Cet accord rétablit l’ordre dans les relations usaméricano-israéliennes : Israël est l’État client, et les USA la superpuissance. Ces définitions s’étaient complètement brouillées ces dernières années, au point que, surtout sous les administrations Obama et Biden, il semblait parfois qu’Israël était le patron et l’USAmérique son protectorat. Enfin, un président usaméricain ose utiliser le levier immense dont il dispose pour dicter les actions d’Israël. Les décisions imposées par Donald Trump sont bénéfiques pour Israël — même si peu l’admettent.

Mettre fin à la guerre est bien sûr une bonne chose pour Gaza, mais c’est aussi une bonne chose pour Israël. Ce n’est pas le moment d’énumérer tous les dommages terribles que cette guerre a causés à Israël, certains irréversibles. Le monde n’oubliera pas de sitôt le génocide ; il faudra des générations avant que Gaza oublie.
Arrêter la guerre maintenant est le moindre mal pour Israël, qui a perdu son chemin. Ces derniers mois, le pays était au bord de l’effondrement moral et stratégique. L’oncle Donald le ramène à ses proportions d’origine et, peut-être, lui ouvre une voie différente.

Israël aurait pu éviter cette guerre, qui ne lui a causé que du tort. Mais il aurait aussi pu gérer sa fin autrement. Des négociations directes avec le Hamas et des gestes de bonne volonté auraient pu changer la donne. Un retrait total de la bande de Gaza et la libération de tous les prisonniers auraient signalé un nouveau départ.
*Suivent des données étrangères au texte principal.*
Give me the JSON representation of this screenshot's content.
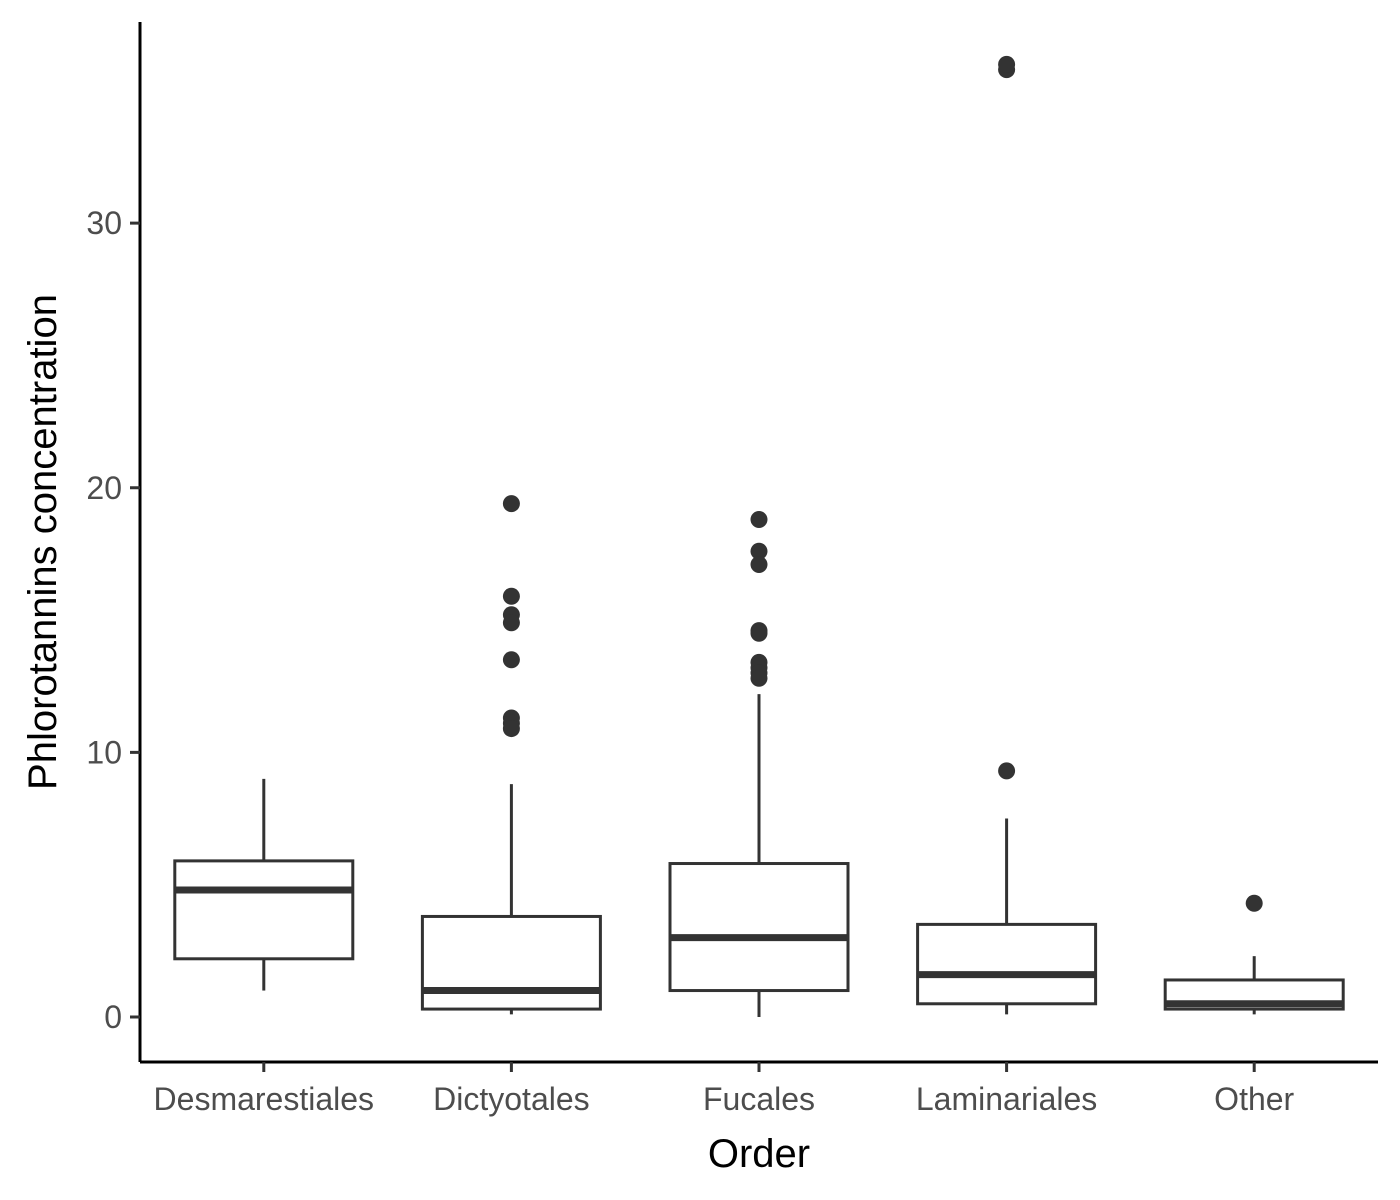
{
  "chart_data": {
    "type": "boxplot",
    "xlabel": "Order",
    "ylabel": "Phlorotannins concentration",
    "ylim": [
      -1.7,
      37.6
    ],
    "yticks": [
      0,
      10,
      20,
      30
    ],
    "grid": false,
    "colors": {
      "stroke": "#333333",
      "axis": "#000000",
      "tick_label": "#4d4d4d"
    },
    "categories": [
      "Desmarestiales",
      "Dictyotales",
      "Fucales",
      "Laminariales",
      "Other"
    ],
    "boxes": [
      {
        "category": "Desmarestiales",
        "min": 1.0,
        "q1": 2.2,
        "median": 4.8,
        "q3": 5.9,
        "max": 9.0,
        "outliers": []
      },
      {
        "category": "Dictyotales",
        "min": 0.1,
        "q1": 0.3,
        "median": 1.0,
        "q3": 3.8,
        "max": 8.8,
        "outliers": [
          19.4,
          15.9,
          15.2,
          14.9,
          13.5,
          11.3,
          11.1,
          10.9
        ]
      },
      {
        "category": "Fucales",
        "min": 0.0,
        "q1": 1.0,
        "median": 3.0,
        "q3": 5.8,
        "max": 12.2,
        "outliers": [
          18.8,
          17.6,
          17.1,
          14.6,
          14.5,
          13.4,
          13.2,
          13.0,
          12.8
        ]
      },
      {
        "category": "Laminariales",
        "min": 0.1,
        "q1": 0.5,
        "median": 1.6,
        "q3": 3.5,
        "max": 7.5,
        "outliers": [
          35.8,
          36.0,
          9.3
        ]
      },
      {
        "category": "Other",
        "min": 0.1,
        "q1": 0.3,
        "median": 0.5,
        "q3": 1.4,
        "max": 2.3,
        "outliers": [
          4.3
        ]
      }
    ]
  }
}
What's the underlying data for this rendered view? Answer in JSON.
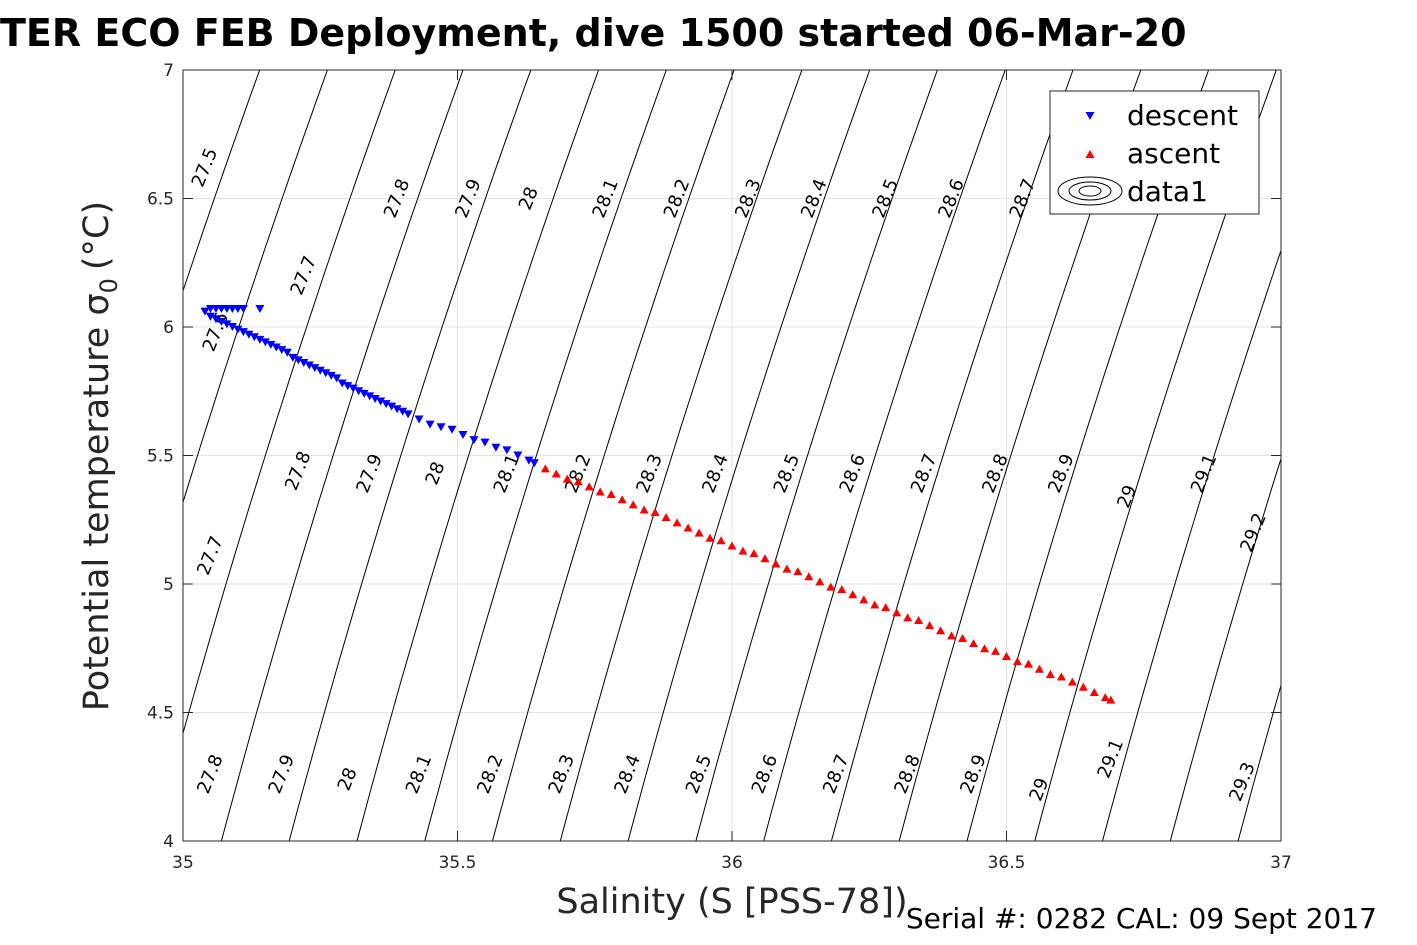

Mais Israël, comme toujours, a choisi d’agir différemment — de ne faire que ce qu’on lui impose.

Gaza, et même le Hamas, sortent de cette guerre debout. Battus, saignants, épuisés, ruinés, mais debout. Gaza est devenue une Hiroshima, mais son esprit vit encore. La cause palestinienne avait complètement disparu de l’agenda international — encore un moment de paix avec l’Arabie saoudite, et les Palestiniens seraient devenus les Indiens d’Amérique de la région — puis la guerre est venue, les ramenant au centre de l’attention mondiale. Le monde les aime, le monde les plaint.

Il n’y a pas de consolation pour les habitants de Gaza, qui ont payé un prix indescriptible — et le monde pourrait encore les oublier —, mais pour l’instant, ils sont au sommet de l’attention mondiale.

Ce moment doit être saisi pour changer l’état d’esprit en Israël : il est temps que les Israéliens ouvrent les yeux et voient ce qu’ils ont fait.

Peut-être qu’il ne sert à rien de pleurer sur le lait renversé, mais le sang versé est autre chose. Il est temps d’ouvrir la bande de Gaza aux médias et de dire aux Israéliens : “Voyez, voilà ce que nous avons fait”.
Il est temps d’apprendre que s’appuyer uniquement sur la force militaire mène à la dévastation.
Il est temps de comprendre qu’en Cisjordanie, nous créons un autre Gaza.
Et il est temps de regarder droit devant et de dire : nous avons péché, nous avons agi avec perversité, nous avons transgressé.